BOCA RATON, Fla. – The FDA has approved the first treatment for a viral skin infection that affects as many as six million Americans, mostly children.
Dermatologist Dr. Jeffrey Fromowitz said the new topical medication for the condition called Molluscum Contagiosum can be used to treat adults and pediatric patients as young as two years.
“They basically present as almost a fluid filled sack on a red base. So it looks like a tiny water blister, they tend to cluster in small groups and when scratched they leak a little bit of a fluid and when it gets on other areas of the skin that’s how they spread. So it’s spread by contact, we can even auto-inoculate, meaning spread it on ourselves,” he said.
Fromowitz said the topical medication, which replaces more painful removal methods, is applied by a healthcare provider to affected areas every three weeks as needed.
STUDY UNDERWAY INTO UNIVERSAL FLU VACCINE
The National Institutes of Health has begun a clinical trial into a universal flu vaccine.
The phase one trial will evaluate the investigational vaccine for safety and its ability to elicit an immune response.
Ideally, the universal vaccine could be given less frequently than every year and protect against multiple strains of the flu.

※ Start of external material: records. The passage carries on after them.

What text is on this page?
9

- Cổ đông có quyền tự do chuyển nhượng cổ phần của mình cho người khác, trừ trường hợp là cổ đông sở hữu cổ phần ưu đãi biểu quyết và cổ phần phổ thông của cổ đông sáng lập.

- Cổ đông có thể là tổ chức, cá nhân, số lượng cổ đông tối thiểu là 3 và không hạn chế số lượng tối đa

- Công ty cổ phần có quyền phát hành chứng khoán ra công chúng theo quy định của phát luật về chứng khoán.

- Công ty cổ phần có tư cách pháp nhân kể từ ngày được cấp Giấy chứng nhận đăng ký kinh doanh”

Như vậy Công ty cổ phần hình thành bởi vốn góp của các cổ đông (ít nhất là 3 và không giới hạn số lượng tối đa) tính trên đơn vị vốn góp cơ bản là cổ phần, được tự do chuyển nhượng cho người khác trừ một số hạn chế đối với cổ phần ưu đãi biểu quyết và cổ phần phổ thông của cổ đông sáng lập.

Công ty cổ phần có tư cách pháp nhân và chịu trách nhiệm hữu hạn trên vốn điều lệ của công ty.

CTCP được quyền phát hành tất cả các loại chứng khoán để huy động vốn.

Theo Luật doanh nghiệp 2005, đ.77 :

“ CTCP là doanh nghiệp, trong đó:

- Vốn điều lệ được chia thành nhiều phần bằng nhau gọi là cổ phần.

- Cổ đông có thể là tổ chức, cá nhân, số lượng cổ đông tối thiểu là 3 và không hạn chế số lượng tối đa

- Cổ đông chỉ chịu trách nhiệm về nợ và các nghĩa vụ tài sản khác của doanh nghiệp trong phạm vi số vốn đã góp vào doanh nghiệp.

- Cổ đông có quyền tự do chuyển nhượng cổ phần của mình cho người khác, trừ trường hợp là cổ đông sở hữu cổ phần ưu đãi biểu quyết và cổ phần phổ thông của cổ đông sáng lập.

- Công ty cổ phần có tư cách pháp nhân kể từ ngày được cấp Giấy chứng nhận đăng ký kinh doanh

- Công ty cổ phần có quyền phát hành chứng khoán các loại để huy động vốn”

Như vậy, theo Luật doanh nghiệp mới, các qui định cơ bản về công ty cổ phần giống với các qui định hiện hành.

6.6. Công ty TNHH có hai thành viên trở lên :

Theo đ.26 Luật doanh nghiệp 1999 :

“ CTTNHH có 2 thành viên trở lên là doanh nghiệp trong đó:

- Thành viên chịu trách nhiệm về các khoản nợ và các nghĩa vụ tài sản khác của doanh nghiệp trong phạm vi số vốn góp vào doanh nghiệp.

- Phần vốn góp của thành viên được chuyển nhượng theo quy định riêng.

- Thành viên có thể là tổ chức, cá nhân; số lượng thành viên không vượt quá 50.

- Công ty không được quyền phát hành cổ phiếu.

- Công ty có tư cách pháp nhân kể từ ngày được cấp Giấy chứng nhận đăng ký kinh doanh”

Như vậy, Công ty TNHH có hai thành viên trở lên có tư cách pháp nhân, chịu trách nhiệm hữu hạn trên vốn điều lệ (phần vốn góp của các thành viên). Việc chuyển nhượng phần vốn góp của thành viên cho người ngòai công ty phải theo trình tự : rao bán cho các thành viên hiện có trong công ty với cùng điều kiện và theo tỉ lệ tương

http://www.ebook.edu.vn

INFANT RSV VACCINE COMING SOON
Newborn babies could soon have protection against RSV.
A CDC advisory committee voted to recommend Pfizer’s Abrysvo vaccine.
The shot is designed to induce RSV antibodies in pregnant women who will then pass those on to their unborn babies.
It’s recommended for mothers who are late in their third trimester.
The vaccine, which is expected to become widely available in the coming weeks, will give newborns protection for six months.